Typically, you don't want to introduce persistence into your domain objects, since it is not part of that business model (an airplane does not construct itself, it flies passengers/cargo from one location to another). You should use the repository pattern, an ORM framework, or some other data access pattern to manage the persistent storage and retreival of an object's state.

Where the anemic domain model comes in to play is when you're doing things like this:

IAirplaneService service = ...;
Airplane plane = ...;
service.FlyAirplaneToAirport(plane, "IAD");

In this case, the management of the airplane's state (whether it's flying, where it's at, what's the departure time/airport, what's the arrival time/airport, what's the flight plan, etc) is delegated to something external to the plane... the AirplaneService instance.

A POCO way of implementing this would be to design your interface this way:

Airplane plane = ...;
plane.FlyToAirport("IAD");

This is more discoverable, since developers know where to look to make an airplane fly (just tell the airplane to do it). It also allows you to ensure that state is only managed internally. You can then make things like current location read-only, and ensure that it's only changed in one place. With an anemic domain object, since state is set externally, discovering where state is changed becomes increasingly difficult as the scale of your domain increases.

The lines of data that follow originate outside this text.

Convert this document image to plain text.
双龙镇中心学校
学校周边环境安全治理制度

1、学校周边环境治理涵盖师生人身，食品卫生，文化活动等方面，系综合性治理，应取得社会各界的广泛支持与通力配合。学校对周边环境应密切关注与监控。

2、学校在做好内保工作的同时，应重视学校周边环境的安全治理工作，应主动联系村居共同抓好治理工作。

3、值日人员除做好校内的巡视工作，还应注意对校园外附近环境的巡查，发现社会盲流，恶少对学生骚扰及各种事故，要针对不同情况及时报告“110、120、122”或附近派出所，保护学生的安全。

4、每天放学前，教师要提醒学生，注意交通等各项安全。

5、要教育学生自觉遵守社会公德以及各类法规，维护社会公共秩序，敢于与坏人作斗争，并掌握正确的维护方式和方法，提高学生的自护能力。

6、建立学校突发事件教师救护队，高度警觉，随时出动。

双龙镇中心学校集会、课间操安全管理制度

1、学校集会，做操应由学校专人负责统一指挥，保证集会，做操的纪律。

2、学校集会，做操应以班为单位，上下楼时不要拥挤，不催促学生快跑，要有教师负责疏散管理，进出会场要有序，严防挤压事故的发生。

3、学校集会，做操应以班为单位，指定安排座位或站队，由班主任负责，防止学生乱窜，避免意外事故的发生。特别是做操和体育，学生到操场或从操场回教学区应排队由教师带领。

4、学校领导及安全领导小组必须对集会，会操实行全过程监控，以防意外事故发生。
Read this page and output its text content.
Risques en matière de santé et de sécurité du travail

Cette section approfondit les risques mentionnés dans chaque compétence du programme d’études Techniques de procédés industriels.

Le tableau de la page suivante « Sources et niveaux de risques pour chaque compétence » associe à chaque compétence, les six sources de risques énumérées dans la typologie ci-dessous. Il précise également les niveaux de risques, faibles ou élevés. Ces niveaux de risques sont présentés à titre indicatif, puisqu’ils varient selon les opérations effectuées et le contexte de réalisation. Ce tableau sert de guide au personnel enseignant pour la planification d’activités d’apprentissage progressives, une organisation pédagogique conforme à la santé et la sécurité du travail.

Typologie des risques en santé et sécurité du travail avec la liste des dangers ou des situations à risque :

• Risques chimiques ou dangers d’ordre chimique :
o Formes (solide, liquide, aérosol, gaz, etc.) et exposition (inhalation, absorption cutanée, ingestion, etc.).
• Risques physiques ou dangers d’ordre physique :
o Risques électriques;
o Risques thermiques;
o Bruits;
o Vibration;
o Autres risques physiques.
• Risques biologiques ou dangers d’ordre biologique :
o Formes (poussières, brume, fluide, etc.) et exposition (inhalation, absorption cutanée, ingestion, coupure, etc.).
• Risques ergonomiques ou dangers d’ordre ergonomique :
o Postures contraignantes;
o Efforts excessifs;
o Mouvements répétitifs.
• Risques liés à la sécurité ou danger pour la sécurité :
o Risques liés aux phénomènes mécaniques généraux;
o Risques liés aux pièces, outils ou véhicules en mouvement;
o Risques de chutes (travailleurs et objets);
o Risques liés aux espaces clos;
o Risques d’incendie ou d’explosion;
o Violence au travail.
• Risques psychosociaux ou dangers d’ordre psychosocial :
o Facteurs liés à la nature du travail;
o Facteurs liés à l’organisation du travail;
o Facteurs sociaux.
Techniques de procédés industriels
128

Personally I don't find those Anaemic Domain Models so bad; I really like the idea of having domain objects that represent only data, not behaviour. I think the major downside with this approach is discoverability of the code; you need to know which actions that are available to use them. One way to get around that and still keep the behaviour code decoupled from the model is to introduce interfaces for the behaviour:

interface ISomeDomainObjectBehaviour
{
    SomeDomainObject Get(int Id);
    void Save(SomeDomainObject data);
    void Delete(int Id);
}

class SomeDomainObjectSqlBehaviour : ISomeDomainObjectBehaviour
{
    SomeDomainObject ISomeDomainObjectBehaviour.Get(int Id)
    {
        // code to get object from database
    }

    void ISomeDomainObjectBehaviour.Save(SomeDomainObject data)
    {
        // code to store object in database
    }

    void ISomeDomainObjectBehaviour.Delete(int Id)
    {
        // code to remove object from database
    }
}
class SomeDomainObject
{
    private ISomeDomainObjectBehaviour _behaviour = null;
    public SomeDomainObject(ISomeDomainObjectBehaviour behaviour)
    {

    }

    public int Id { get; set; }
    public string Name { get; set; }
    public int Size { get; set; }


    public void Save()
    {
        if (_behaviour != null)
        {
            _behaviour.Save(this);
        }
    }

    // add methods for getting, deleting, ...

}

That way you can keep the behaviour implementation separated from the model. The use of interface implementations that are injected into the model also makes the code rather easy to test, since you can easily mock the behaviour.